Options and challenges for India
India continues to be an important factor in Sri Lanka owing to the shared cultural, linguistic and strategic interests of the two nations to the extent that no permanent solution can be achieved without taking India into consideration. Recent times have witnessed a significant shift in India’s stance, from that of a neutral bystander to an anti-LTTE stand, as reflected in the strong statement issued by the government stating that it has no sympathy for the LTTE. This is probably the strongest statement that the Indian government has ever made against the insurgent group. India acceptance of the APRC and its diluted recommendations is another sign of retreat. India’s increasing cooperation with Sri Lankan government in economic and non-lethal military matters has also raised several questions on Indian neutrality in minds of the Tamil population.
Would India take a more leading role in the peace process? Indian interests are best served in an united Sri Lanka under a federated structure, with adequate safeguards for the interests of all sections of the population. But it cannot put much faith on the current Sri Lankan government to bring this about. In political considerations the domestic Tamil sentiments in India restricts it from using force. The Sri Lankan government must be apprised of the fact that it cannot deal with the Tamil problem with total impunity. India has red lines and were those red lines to be crossed India will take some action. There are two such red lines. One is internal and the other external. Huge atrocities, genocides would unify Tamil Nadu against the centre, forcing the government in turn to intervene in Sri Lanka. This pressure is slowly mounting up, but it is not apparent that India is proactively trying to avoid that. Then there is India’s international red line, which would be impinged if Sri Lanka were to pose a threat to India’s geo-strategic interests. Thus sticks are out of question and carrots are preferable. Economics and soft power can play an important role and can be tied to devolution in some manner.

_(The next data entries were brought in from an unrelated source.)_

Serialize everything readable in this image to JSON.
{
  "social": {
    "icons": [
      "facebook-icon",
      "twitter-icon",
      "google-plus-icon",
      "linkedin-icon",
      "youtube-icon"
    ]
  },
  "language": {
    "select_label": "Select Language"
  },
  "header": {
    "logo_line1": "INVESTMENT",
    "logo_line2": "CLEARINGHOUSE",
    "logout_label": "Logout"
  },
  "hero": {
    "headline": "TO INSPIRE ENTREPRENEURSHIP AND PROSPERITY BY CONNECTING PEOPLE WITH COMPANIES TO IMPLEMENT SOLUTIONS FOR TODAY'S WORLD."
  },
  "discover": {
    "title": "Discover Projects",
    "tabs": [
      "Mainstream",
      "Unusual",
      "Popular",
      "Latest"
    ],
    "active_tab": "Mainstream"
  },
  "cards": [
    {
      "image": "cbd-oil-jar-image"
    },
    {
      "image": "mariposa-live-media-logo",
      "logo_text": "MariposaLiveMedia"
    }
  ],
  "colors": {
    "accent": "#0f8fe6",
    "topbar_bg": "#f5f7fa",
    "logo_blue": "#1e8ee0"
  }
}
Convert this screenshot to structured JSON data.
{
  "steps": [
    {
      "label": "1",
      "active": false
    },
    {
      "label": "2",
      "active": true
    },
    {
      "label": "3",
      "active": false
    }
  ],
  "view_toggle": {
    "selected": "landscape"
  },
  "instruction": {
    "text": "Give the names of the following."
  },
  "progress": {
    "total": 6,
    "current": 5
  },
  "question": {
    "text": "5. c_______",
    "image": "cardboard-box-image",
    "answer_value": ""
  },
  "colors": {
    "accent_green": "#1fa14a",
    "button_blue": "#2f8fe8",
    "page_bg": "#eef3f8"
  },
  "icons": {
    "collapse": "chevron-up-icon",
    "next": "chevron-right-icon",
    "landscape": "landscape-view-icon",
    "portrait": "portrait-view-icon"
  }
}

India would certainly like to help Sri Lanka increase its involvement in the SAARC and other regional processes like the BIMSTEC and through that develop greater cooperation with its neighbours and economic development for itself. It would like to see a more egalitarian Sri Lankan society and politics. It can also be a significant help on the economic front. For example, the FTA between India and Sri Lanka has been working very well for both countries and should be strengthened.